(238c) Adsorption on Molecularly Rough Surfaces

Surface heterogeneity affects significantly the efficiency and selectivity of porous adsorbents and catalysts. However, most of the adsorption theories and simulation techniques assume a standard thermodynamic model of the Gibbs' dividing solid-gas interface, which is molecularly smooth. This assumption gives rise to an artificial layering of the adsorbed phase near the surface that is displayed in oscillating density profiles and leads to step-wise adsorption isotherms and oscillating solvation pressures, which are not observed in experiments. I will present a novel approach to a quantitative description of the effects of surface hererogeneity and microporosity on adsorption in micro- and mesoporous materials based on the quenched solid density functional theory (QSDFT). In QSDFT, the surface roughness is quantified by the roughness parameter, which represents the thickness of the surface ?corona? ? the region of varying solid density. QSDFT quantitatively describes adsorption/desorption isotherms of simple gases and vapors on various carbons and silica materials in a wide range of relative pressures. The adsorbate density profiles predicted by QSDFT are shown to be in quantitative agreement with the density profiles revealed from the in-situ synchrotron XRD studies of Ar adsorption on MCM-41. Thus, QSDFT reconciles the results of adsorption and XRD measurements.
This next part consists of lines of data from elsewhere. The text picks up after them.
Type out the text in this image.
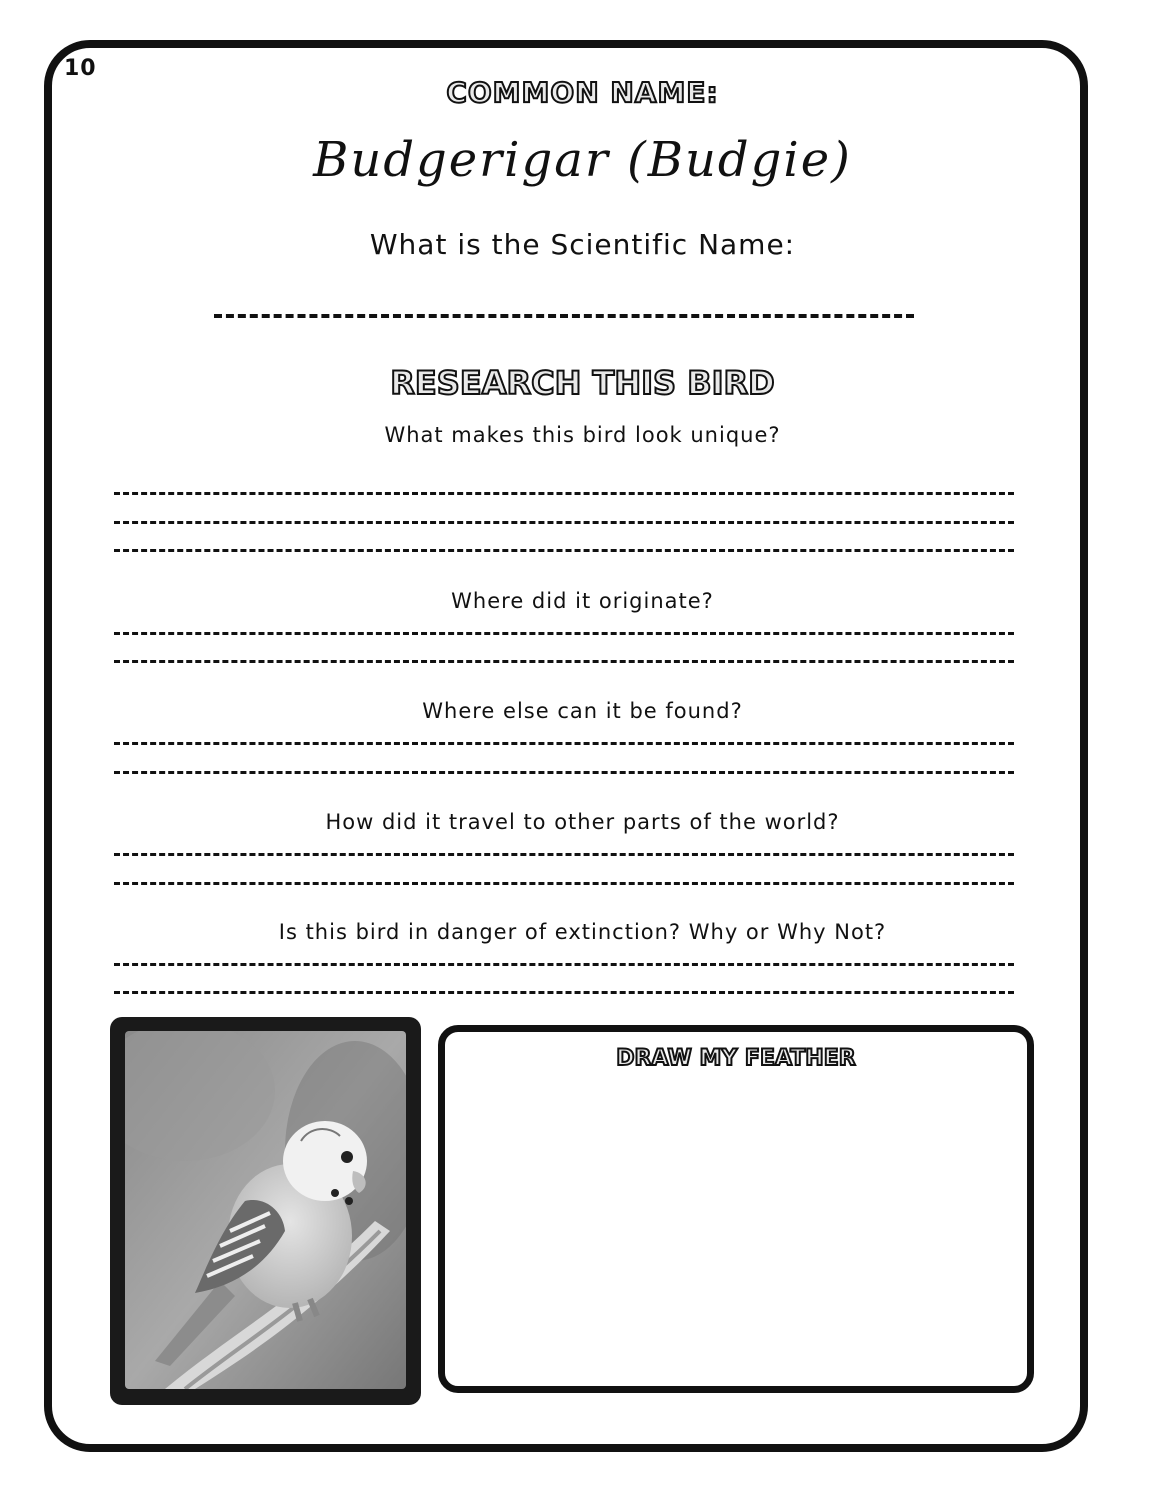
10
COMMON NAME:
Budgerigar (Budgie)
What is the Scientific Name:
RESEARCH THIS BIRD
What makes this bird look unique?
Where did it originate?
Where else can it be found?
How did it travel to other parts of the world?
Is this bird in danger of extinction? Why or Why Not?
DRAW MY FEATHER
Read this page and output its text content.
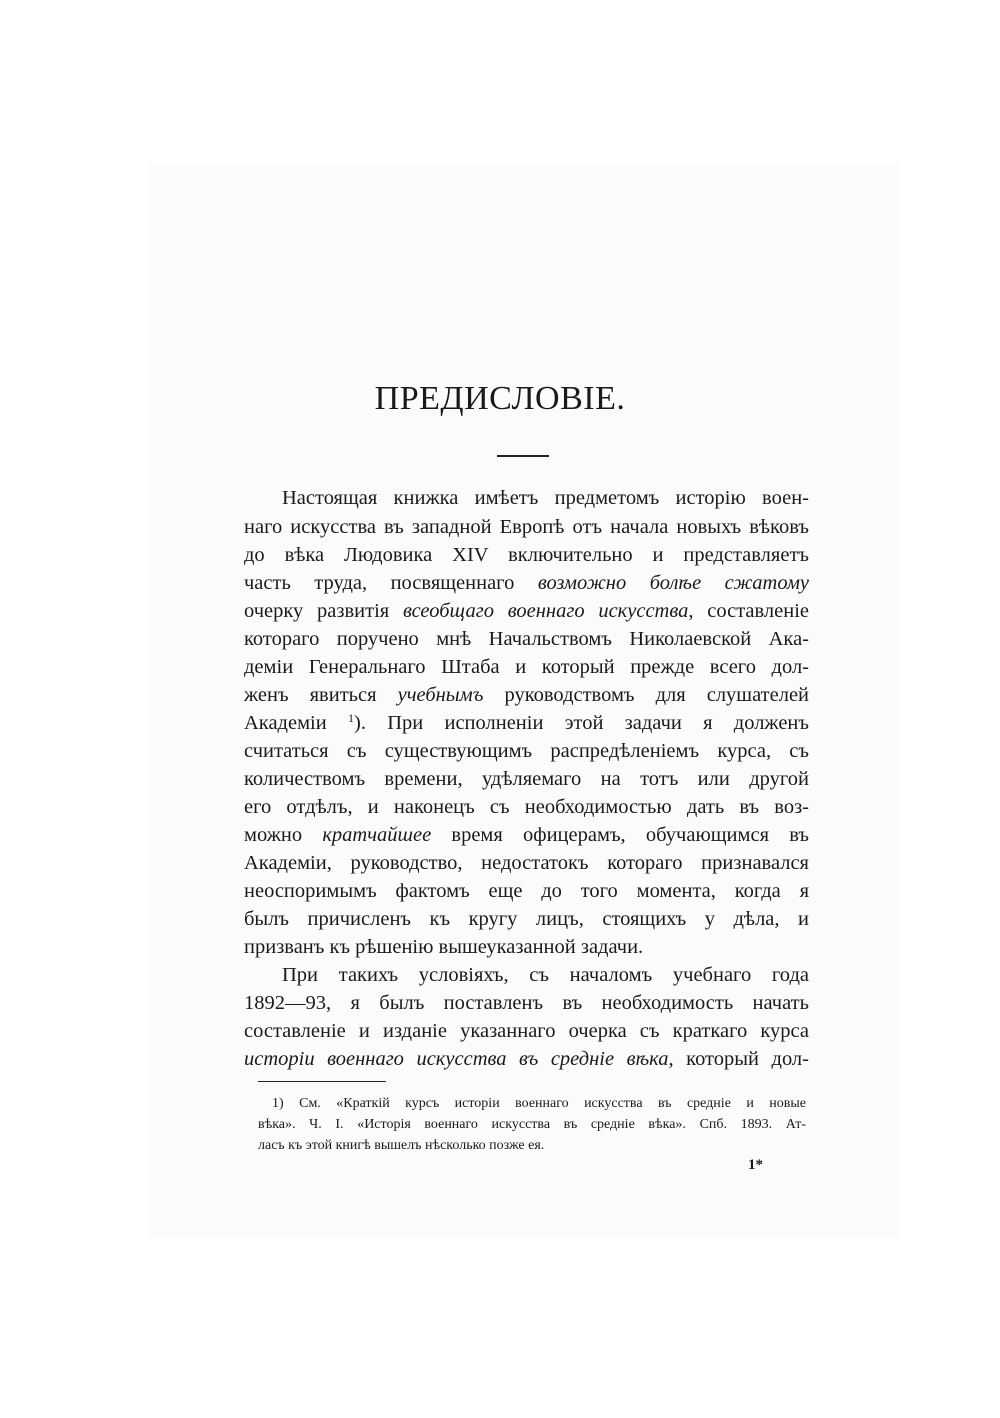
ПРЕДИСЛОВІЕ.
Настоящая книжка имѣетъ предметомъ исторію воен-
наго искусства въ западной Европѣ отъ начала новыхъ вѣковъ
до вѣка Людовика XIV включительно и представляетъ
часть труда, посвященнаго возможно болѣе сжатому
очерку развитія всеобщаго военнаго искусства, составленіе
котораго поручено мнѣ Начальствомъ Николаевской Ака-
деміи Генеральнаго Штаба и который прежде всего дол-
женъ явиться учебнымъ руководствомъ для слушателей
Академіи $^1$). При исполненіи этой задачи я долженъ
считаться съ существующимъ распредѣленіемъ курса, съ
количествомъ времени, удѣляемаго на тотъ или другой
его отдѣлъ, и наконецъ съ необходимостью дать въ воз-
можно кратчайшее время офицерамъ, обучающимся въ
Академіи, руководство, недостатокъ котораго признавался
неоспоримымъ фактомъ еще до того момента, когда я
былъ причисленъ къ кругу лицъ, стоящихъ у дѣла, и
призванъ къ рѣшенію вышеуказанной задачи.
При такихъ условіяхъ, съ началомъ учебнаго года
1892—93, я былъ поставленъ въ необходимость начать
составленіе и изданіе указаннаго очерка съ краткаго курса
исторіи военнаго искусства въ средніе вѣка, который дол-
1) См. «Краткій курсъ исторіи военнаго искусства въ средніе и новые
вѣка». Ч. I. «Исторія военнаго искусства въ средніе вѣка». Спб. 1893. Ат-
ласъ къ этой книгѣ вышелъ нѣсколько позже ея.
1*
In addition to a better understanding of the fundamentals of adsorption processes on heterogeneous surfaces, an important practical outcome of the proposed approach is envisioned in modeling of selectivity of adsorption separation processes and developing novel methods for calculating pore size distributions, meso- and micropore volumes, surface roughness, and other structural parameters of micro-mesoporous materials employed in separation technologies.